Fishing was decent on St. George last week. First of the week was a washout but cleared up nice Wednesday through this morning. The morning bite was off big time compared to normal. Tide was not right for the morning bite. The spanish did cooperate in the mornings and they were good sized. The afternoon bite was a different story. Had a hard incoming tide and the redfish were eating as were the trout. Had a good many keeper reds and a ton of throwback rat reds. Bad thing was the tide was an hour or more later each day and due to the park closing at 7:30 I really missed the best part of the tide yesterday and Friday. Caught fish like crazy for the 20 minutes before I had to go both days or be locked in.

Also caught the usual sharks, rays and gar (lots of freshwater in the bay). Was odd though that I did not catch the first white trout or flounder which are usually thick this time of year for the area I was fishing. As always, finger mullet was the bait of choice.

Here are a few pictures. Had battery problems and didn't get as many as I wanted.


----------



## JB0704 (Sep 24, 2012)

Nice!  I'm headed down the weekend of 10/5-10/7, hope to do some good in the bay.  Everybody always told me that was the best month to go, so this year, I am skipping one weekend of deer hunting to see if they're right.

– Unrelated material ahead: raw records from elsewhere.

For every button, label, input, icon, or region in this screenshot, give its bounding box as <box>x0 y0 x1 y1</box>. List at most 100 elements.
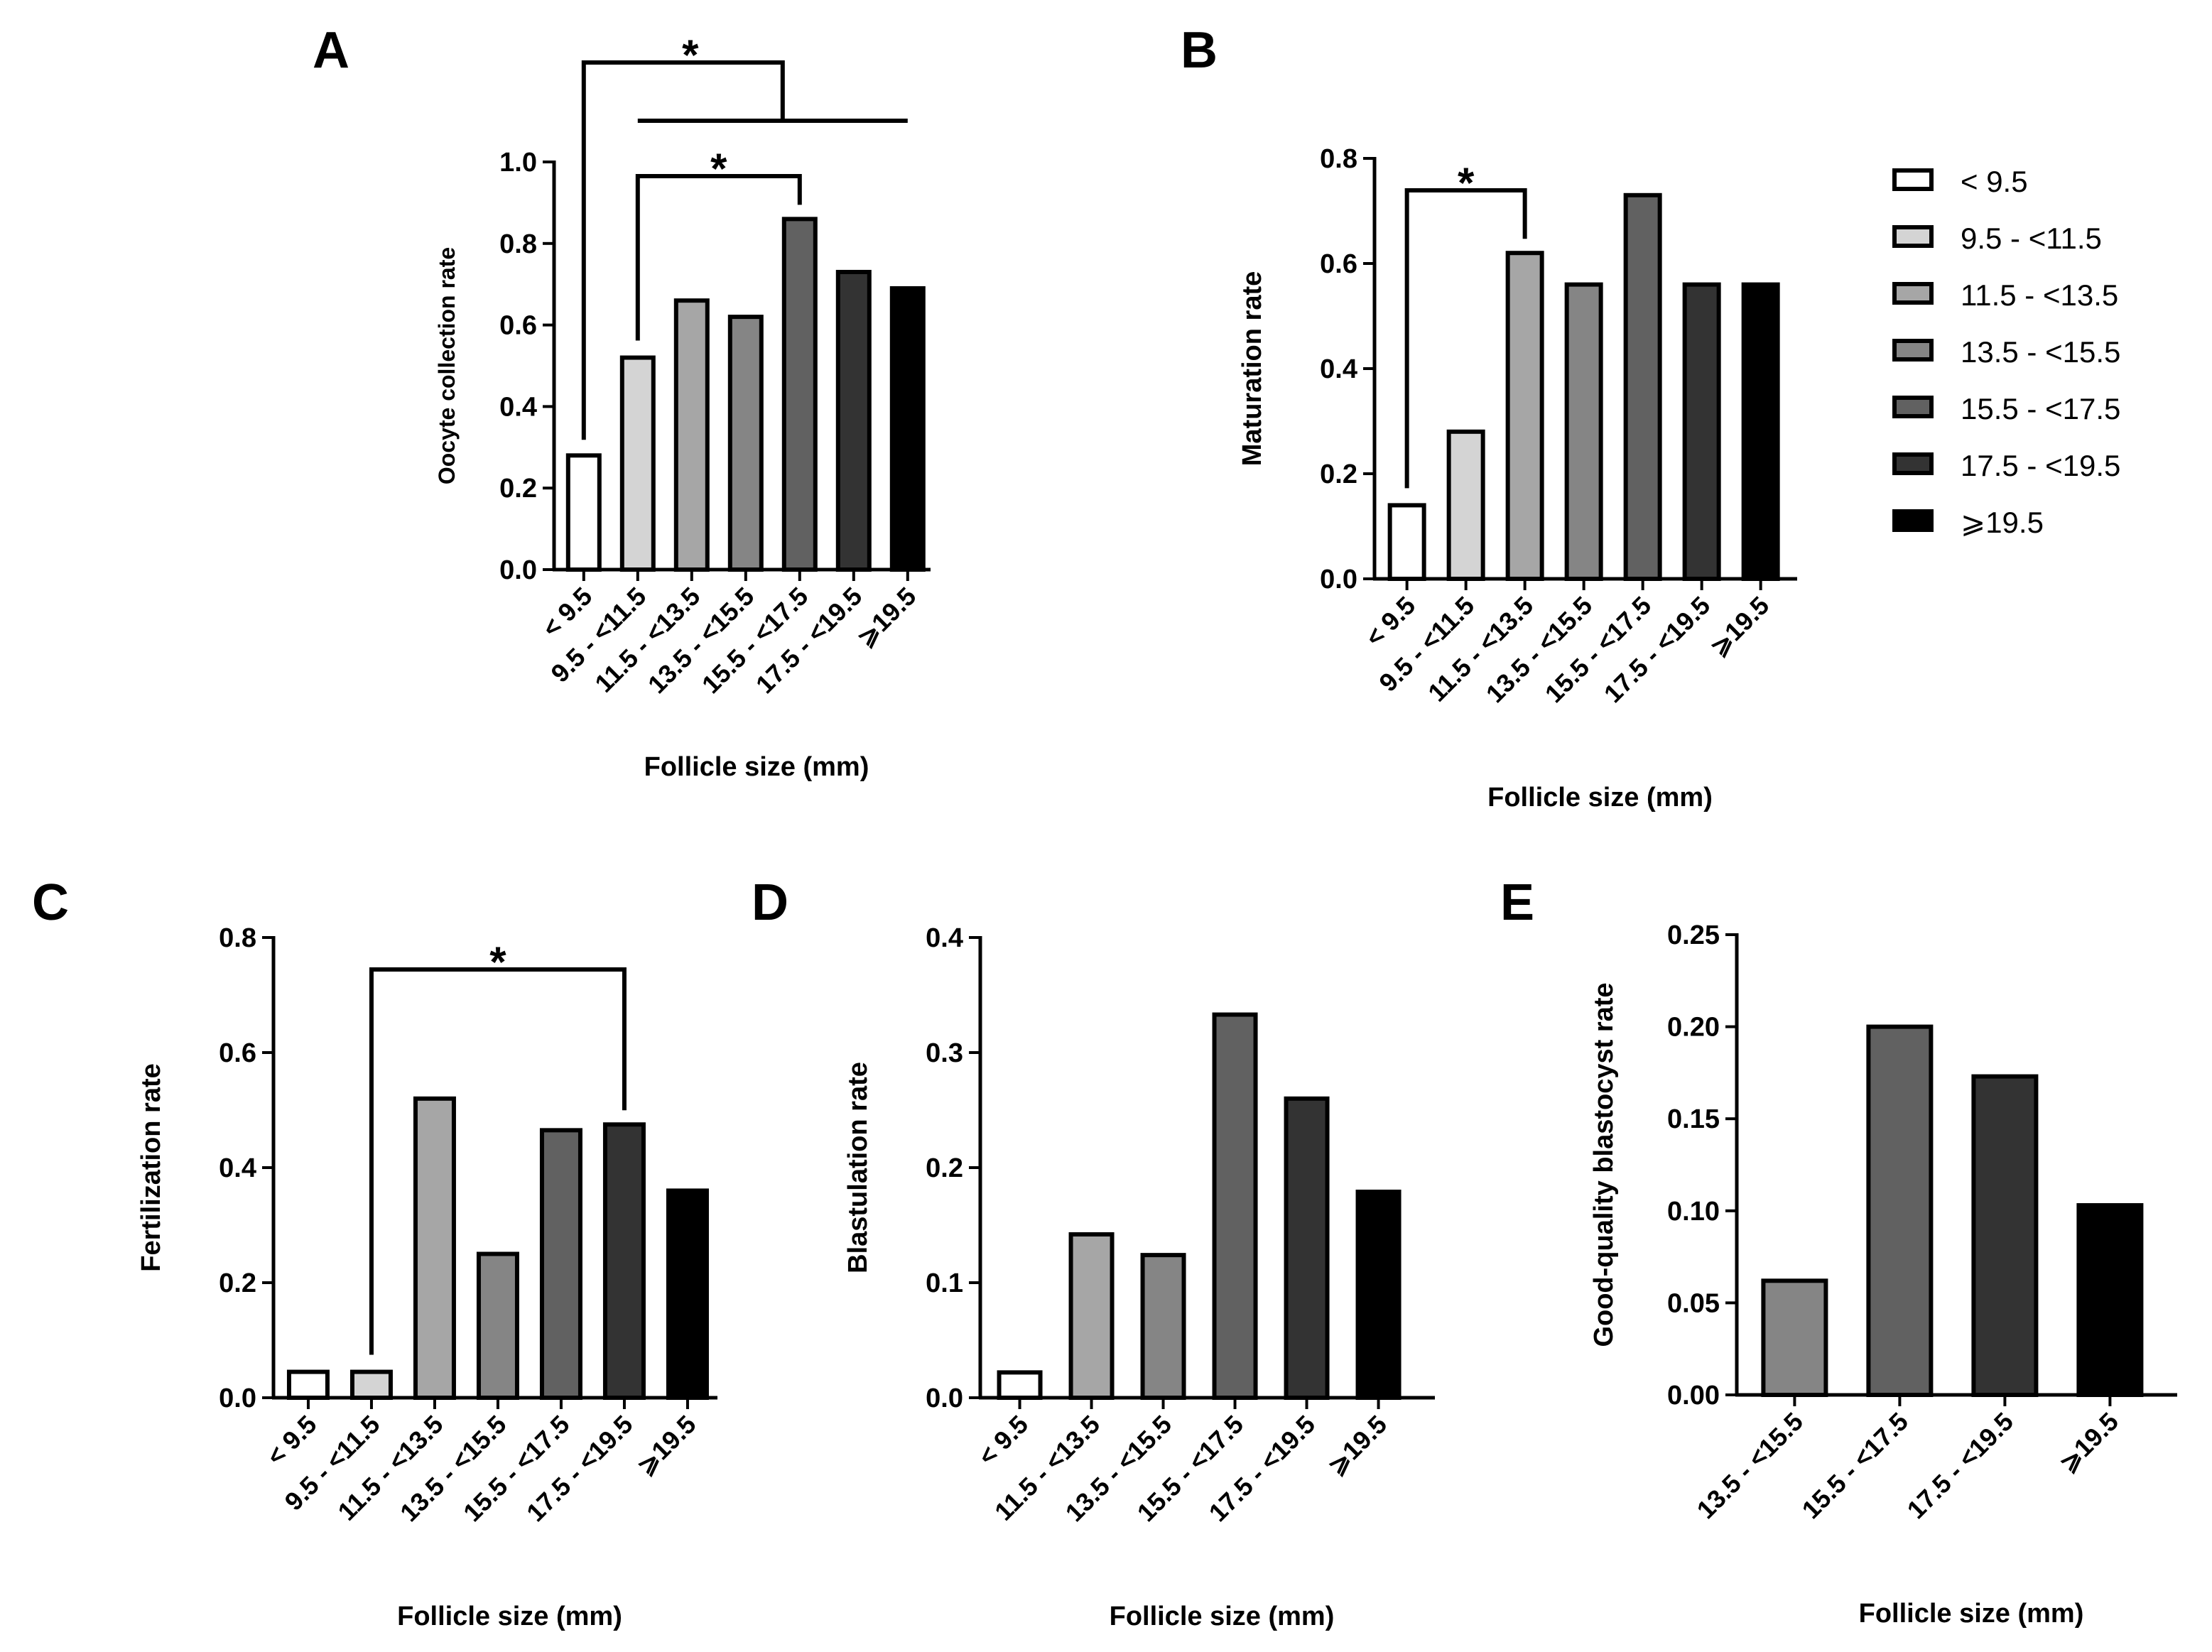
significance-star: * <box>710 145 727 192</box>
legend-swatch <box>1892 225 1934 248</box>
legend-label: ⩾19.5 <box>1961 506 2044 539</box>
y-tick-label: 0.8 <box>219 923 256 953</box>
x-tick-label: ⩾19.5 <box>2053 1407 2124 1478</box>
panel-b: B0.00.20.40.60.8< 9.59.5 - <11.511.5 - <… <box>1181 22 1797 813</box>
y-tick-label: 0.8 <box>499 229 537 259</box>
significance-bracket: * <box>369 938 627 1355</box>
y-tick-label: 0.05 <box>1667 1288 1720 1318</box>
x-axis-title: Follicle size (mm) <box>1487 783 1713 813</box>
y-tick-label: 0.2 <box>1320 460 1357 489</box>
y-tick-label: 0.4 <box>499 392 537 422</box>
y-tick-label: 0.15 <box>1667 1104 1720 1134</box>
y-axis-title: Fertilization rate <box>136 1063 166 1272</box>
y-tick-label: 0.0 <box>219 1384 256 1413</box>
bar <box>476 1251 519 1400</box>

BTW, is the pier closed?  And, if not, how is the fishing there at night in October?  When I was down this summer that was the only place I was consistently catching fish, but I know it's a new season and things change.  I was going to fish the State park when open, then go to the pier afterwards, and just curious if you knew how that might work.


----------



## Dustin Pate (Sep 24, 2012)

The pier is still damaged. There is about a 100 yard section open that you could fish unless you go to the Eastpoint side. They are in the process of figuring out who is paying to fix it so I figure maybe mid next year it might be open.


----------



## smoothie (Sep 24, 2012)

What a great day!


----------



## d-a (Sep 25, 2012)

Nice trip. How often are you at SGI? 

d-a


----------



## scandmx5 (Sep 25, 2012)

I have never been to Coastal GA...looks gorgeous out there, and looks like alot of fun.


----------



## UpstateRed (Sep 25, 2012)

Hey I recognize that spot!  SGI is a great fishery.  Good work.


----------



## Dustin Pate (Sep 25, 2012)

d-a said:


> Nice trip. How often are you at SGI?
> 
> d-a



Not enough for sure!!! Seriously I try to go at least a few times a year. This year I haven't been as much just do to being busy. I wish I could live there during September and October.


----------



## geaux-fish (Sep 25, 2012)

Congrats Dustin, love me some Ga. coast fishing. Good looking reds.


----------



## d-a (Sep 25, 2012)

Dustin Pate said:


> Not enough for sure!!! Seriously I try to go at least a few times a year. This year I haven't been as much just do to being busy. I wish I could live there during September and October.



Oh ok. I shoulda posted it up I had room for 1-3 last weekend. 

d-a


----------



## Nannyman (Sep 25, 2012)

Thats Florida not Ga right?


----------



## Dustin Pate (Sep 25, 2012)

Nannyman said:


> Thats Florida not Ga right?



Yep..Florida gulf coast.


----------



## PitBllDog (Sep 26, 2012)

Dustin Pate said:


> The pier is still damaged. There is about a 100 yard section open that you could fish unless you go to the Eastpoint side. They are in the process of figuring out who is paying to fix it so I figure maybe mid next year it might be open.




Progress Energy


----------